Recently, in a post from 9/2 that seems to have disappeared, Andrew raised an interesting and timely question. Here is what he wrote:
This post is as much about something that broke the ice in my head as much as it is a plea for help understanding finance.
In the August 8th issue of the Economist is this article about interest rates: http://www.economist.com/news/finance-and-economics/21660598-setting-interest-rates-according-fixed-formula-bad-idea-rule-it-out.
According to the article, the Taylor rule assumes the “long-run real interest rate” to be 2%. This baffles me, because according to my high school level understanding of finance, the federal funds rate is determined by the Fed, and all other interest rates are determined from that starting point. In other words, I understood interest rates to be entirely the result of a human decision made by the FOMC. So from where does this assumed “real interest ” behind the Taylor rule come?
With the Fed seriously pondering an interest rate hike for the first time in ten years, everyone wants to understand what is going on. I will briefly cover the key points, but each is the subject of considerable debate.
- The FOMC determines the Fed Funds rate which is the short end of the yield curve (a chart of rates by length of the debt). The yield curve can take many shapes from sharply sloping (normally a sign of robust economic growth and possible inflation) to inverted (a sign of a potential recession).
- The reason for the level of long rates at various levels is the subject of constant debate, including the following:
- A term structure (closest to Andrew’s idea) where the short rate gets an increment for expected additional changes by the Fed, accumulating into higher rates for longer terms.
- Expected future inflation – perhaps reflective of stronger economic growth.
- Other Fed policies, like Quantitative Easing, which purchased longer-dated securities.
- Market forces like demand from foreign nations, pension funds, or those fleeing riskier investments.
- A simple method like the Taylor Rule has become popular with those attacking the Fed’s continued stimulative policies. Although Bernanke is a Republican, appointed by Presidents of both parties, his aggressive policies came under heavy attack by Republicans. This has continued under Yellen. This is business as usual for an out-of-power party — not just the GOP.

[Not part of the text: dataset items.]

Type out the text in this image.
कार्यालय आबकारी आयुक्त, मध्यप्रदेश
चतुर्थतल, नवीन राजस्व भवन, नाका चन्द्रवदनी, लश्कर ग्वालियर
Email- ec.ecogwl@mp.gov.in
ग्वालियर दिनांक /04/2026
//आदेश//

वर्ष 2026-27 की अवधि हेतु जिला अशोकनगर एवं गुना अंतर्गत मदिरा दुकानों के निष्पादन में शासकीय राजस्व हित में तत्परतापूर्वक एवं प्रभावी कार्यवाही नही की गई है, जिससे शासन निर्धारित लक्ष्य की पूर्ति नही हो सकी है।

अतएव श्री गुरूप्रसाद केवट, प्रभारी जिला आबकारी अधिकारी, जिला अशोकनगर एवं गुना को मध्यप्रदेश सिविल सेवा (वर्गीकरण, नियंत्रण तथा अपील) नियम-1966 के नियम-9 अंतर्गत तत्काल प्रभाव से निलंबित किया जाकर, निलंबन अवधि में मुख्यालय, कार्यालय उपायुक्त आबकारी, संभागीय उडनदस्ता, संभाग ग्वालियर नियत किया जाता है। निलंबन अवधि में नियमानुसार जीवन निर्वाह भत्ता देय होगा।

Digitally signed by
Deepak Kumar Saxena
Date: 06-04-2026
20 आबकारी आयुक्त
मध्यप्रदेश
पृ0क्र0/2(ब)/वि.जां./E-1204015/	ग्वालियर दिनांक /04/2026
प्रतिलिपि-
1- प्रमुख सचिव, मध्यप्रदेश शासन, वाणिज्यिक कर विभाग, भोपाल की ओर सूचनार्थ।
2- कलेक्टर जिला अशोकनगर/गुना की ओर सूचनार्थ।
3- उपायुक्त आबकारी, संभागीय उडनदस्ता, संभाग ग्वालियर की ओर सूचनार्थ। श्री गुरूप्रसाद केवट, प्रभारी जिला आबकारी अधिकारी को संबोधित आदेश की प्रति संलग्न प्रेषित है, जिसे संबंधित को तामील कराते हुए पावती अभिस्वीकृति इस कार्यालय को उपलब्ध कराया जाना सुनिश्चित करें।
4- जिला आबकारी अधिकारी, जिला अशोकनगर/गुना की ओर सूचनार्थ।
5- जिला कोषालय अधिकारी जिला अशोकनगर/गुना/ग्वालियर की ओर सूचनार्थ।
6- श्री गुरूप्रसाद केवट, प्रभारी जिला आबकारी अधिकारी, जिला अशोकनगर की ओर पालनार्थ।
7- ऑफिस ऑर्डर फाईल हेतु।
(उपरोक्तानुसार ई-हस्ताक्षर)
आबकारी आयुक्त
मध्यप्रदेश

For more information on the Taylor Rule you should read Ben Bernanke’s blog post. He is now a Distinguished Fellow in Residence (cool title) at Brookings.
For a lot more, and to improve your general knowledge about investing and financial markets, you might want to try out my weekly WTWA column. Last week’s post emphasized the Fed, but I have taken up the issue many times.
I have been lax in contributing here to repay the enjoyment I have gotten from reading the posts of others. I hope this evens the score a little bit.